Despite that, there is a general tendency to treat as problem-solving also activities whose objectives are so ill-defined that could be better approached from a less problem-oriented perspective. The reason for this is that problem-solving allows to (1) frame the problem within manageable bounds and (2) apply a methodology based on logical or sequential steps. All of this makes problem-solving apparently efficient and preferable over other approaches. But what are these other approaches? Is it even possible thinking about a problem from an entirely different perspective, such as that of playfulness?

Problem-learning

In ‘The Sciences of the Artificial’ Simon [2], who is best known for his ‘General Problem Solver’ –  an old-fashioned AI system based on predicate logic used to demonstrate mathematical theorems – admitted that there is no such a thing as well-defined problems. Every problem is ill-defined as long as one chooses to precisely define it. Therefore, there must be a stage before problem-solving which directs our attention to a possible framing strategy. I will call this stage problem-learning.

Similarly to playfulness, problem-learning is not goal-oriented and makes extensive use of imagination. Imagination allows one to ‘create’ something new out of what already dwells in their mind. In other words, imagination is the driving force of creativity.

An imagined object does not exist in the real-world and thus is not affected by physical laws. This means that imagined objects are easy to manipulate and can be reshaped endlessly. By transforming an object in our mind, we could ultimately discover a new property which makes the object even more ‘interesting’. This emergent property allows to link what is imagined to what already exists – through the construction of an analogy – and thus implicitly recollect additional information about the possible uses of an object.
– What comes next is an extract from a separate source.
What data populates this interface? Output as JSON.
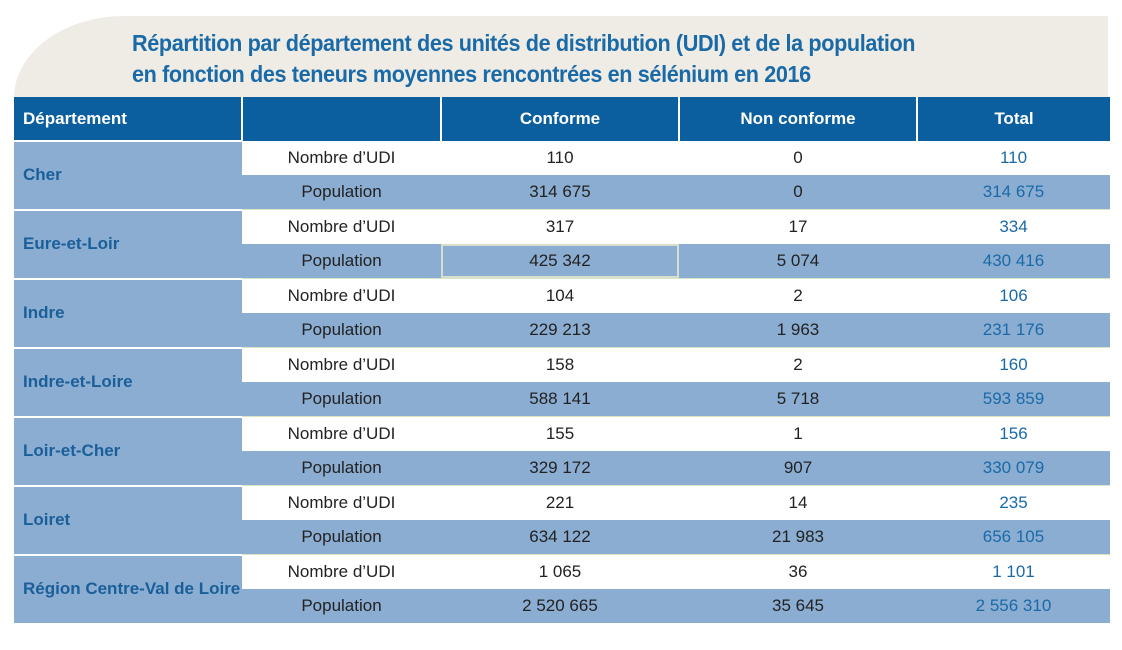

That’s when problem-learning occurs.

To sum it up, problem-learning is the process by which one can move from an ill-defined goal to a framing strategy passing through multiple stages of imagination and analogical reasoning.

Towards computer-aided imagination

Since the General Problem Solver, applications of AI have never escaped the realm of problem-solving. Framing a problem has long been considered the prerequisite for taking advantage of computers in human activities. However, human intelligence lies behind the scenes where the ultimate question is answered: what is the problem?

I envision a form of AI which takes part in the activity of problem-learning and help humans avoid the inescapable prison of defining things too early, without having fully exploited the power of their imagination. In this scenario, machines would communicate with humans and implicitly suggests possible courses of action. This could happen through the reinterpretation of an idea and the generation of an analogy with a different knowledge domain. It will be ultimately the human task to recognise the value of an analogy and keep developing his idea.

But why not imagining computers that will utterly replace humans in creative invention? The answer is simple. Remember what’s the scope of playfulness? Pleasure! It is hard to imagine how such a goal could be defined within any machine learning algorithm. To me, even a hard form of AI would never ‘want’ to engage in such activity on its own, but this will be a matter for another post.

References

  1. Lugones, M., Playfulness, “World”-Travelling, and Loving Perception. 1987. 2(2): p. 3-19.
  2. Simon, H.A., M. Press, and M.i.o. technology, The Sciences of the Artificial. 1969: M.I.T. Press.